Yes, but it is also a fact that the US has more medical errors per patient than other countries, too.
http://www.healthcareitnews.com/news/survey-us-patients-report-high-rate-medical-errors
WASHINGTON – The United States leads six countries in its rate of medical mistakes, an international survey released today found. The study, which looked at healthcare safety, access and care coordination in Australia, Canada, Germany, New Zealand and the United Kingdom, found that the United States also lacks care coordination and has high out-of-pocket costs for healthcare.
Medical errors are the eighth leading cause of death in this country
http://www.ahrq.gov/qual/errback.htm
Medical errors carry a high financial cost. The IOM report estimates that medical errors cost the Nation approximately $37.6 billion each year; about $17 billion of those costs are associated with preventable errors. About half of the expenditures for preventable medical errors are for direct health care costs.

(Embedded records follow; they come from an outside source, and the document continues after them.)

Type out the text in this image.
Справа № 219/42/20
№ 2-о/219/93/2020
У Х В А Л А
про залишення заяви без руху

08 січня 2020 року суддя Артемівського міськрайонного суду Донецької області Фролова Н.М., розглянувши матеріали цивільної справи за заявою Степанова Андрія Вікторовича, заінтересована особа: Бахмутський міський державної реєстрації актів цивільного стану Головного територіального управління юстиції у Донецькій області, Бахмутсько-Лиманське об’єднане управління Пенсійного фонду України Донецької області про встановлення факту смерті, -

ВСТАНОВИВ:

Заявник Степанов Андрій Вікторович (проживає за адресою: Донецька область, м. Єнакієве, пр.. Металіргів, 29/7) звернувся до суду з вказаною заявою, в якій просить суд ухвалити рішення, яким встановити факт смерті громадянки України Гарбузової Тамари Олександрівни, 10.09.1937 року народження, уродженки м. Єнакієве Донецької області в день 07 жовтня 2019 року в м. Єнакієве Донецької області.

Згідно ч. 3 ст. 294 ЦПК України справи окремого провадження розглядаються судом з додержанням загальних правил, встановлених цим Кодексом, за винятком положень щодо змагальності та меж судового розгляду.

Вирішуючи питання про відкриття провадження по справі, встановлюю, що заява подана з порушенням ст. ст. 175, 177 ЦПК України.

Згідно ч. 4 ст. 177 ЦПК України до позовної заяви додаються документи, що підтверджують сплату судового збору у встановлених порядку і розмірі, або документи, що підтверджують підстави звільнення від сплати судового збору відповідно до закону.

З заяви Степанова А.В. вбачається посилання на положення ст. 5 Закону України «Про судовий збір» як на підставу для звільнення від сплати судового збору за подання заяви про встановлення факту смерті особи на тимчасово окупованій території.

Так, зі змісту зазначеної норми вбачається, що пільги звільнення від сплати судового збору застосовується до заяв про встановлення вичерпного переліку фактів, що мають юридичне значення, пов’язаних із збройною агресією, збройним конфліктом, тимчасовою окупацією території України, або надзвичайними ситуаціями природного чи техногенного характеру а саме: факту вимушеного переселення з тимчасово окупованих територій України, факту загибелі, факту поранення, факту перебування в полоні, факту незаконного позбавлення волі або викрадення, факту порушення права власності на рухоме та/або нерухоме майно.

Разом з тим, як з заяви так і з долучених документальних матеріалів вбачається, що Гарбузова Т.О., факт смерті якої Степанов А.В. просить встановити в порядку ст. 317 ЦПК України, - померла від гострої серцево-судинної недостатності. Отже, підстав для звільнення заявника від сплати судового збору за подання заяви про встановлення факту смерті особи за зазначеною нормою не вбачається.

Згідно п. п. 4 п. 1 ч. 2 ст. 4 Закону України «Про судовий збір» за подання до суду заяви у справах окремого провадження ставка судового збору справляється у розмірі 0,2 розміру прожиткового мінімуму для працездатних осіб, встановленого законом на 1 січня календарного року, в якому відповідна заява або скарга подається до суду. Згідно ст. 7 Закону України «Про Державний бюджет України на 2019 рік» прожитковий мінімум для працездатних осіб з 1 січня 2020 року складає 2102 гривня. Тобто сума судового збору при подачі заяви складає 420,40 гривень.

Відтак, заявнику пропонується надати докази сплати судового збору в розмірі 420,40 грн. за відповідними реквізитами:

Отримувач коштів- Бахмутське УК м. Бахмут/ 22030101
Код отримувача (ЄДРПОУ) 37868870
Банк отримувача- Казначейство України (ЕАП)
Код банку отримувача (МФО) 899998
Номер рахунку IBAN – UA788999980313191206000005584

Why does the US have such a high rate? The initial article cites lack of coordination of care. The second article says that the largest contributor is errors in medication.
My husband has for one reason or another clocked a very large number of days in a variety of hospitals. Here's some things I spotted in some that could be easily improved:
1. Very questionable cleanliness. This was in a hospital in a wealthy area that had a hard time getting cleaning staff.
2. Use of CNA's instead of RN's in a hospital with chronic money problems.
3. Not enough RN's, especially on weekends. If there was an emergency, nobody came. This is why people hire somebody to sit with them in the hospital. To make sure if there is an emergency, that the staff knows about it.
4. Hospital did not check for MRSA (my husband has it) We had to tell them after the rest of the interview.
5. Failure to do continuity between shifts in any good way (Yale New Haven has a nurse that is in charge of shift and weekend continuity for each patient, and a back up for the nurse for patients who will be in hospital for an extended stay. Costs nothing and avoids tons of screw ups on the weekend)
6. Inadequate checking of doctors for cancellation of licenses in other states. The doctor moved states, requalified, and no one checked that he had his license lifted for incompetence in another state.
7. Failure to check adequately that they have the right patient matched with the right surgery (there are more checks these days), which is why the error rate in 2002 was better than in 1999.
8. And the biggie, failure to get the medications right, including the patient's incoming medications.
So the medical community needs to take responsibility for their part of the problem, rather than blaming everything on patients not following directions and suing for malpractice.
Heck, mailing the patient directions is already a ridiculous thing. Not all patients can read. Not all patients can read English. And not all letters actually get delivered by the post office.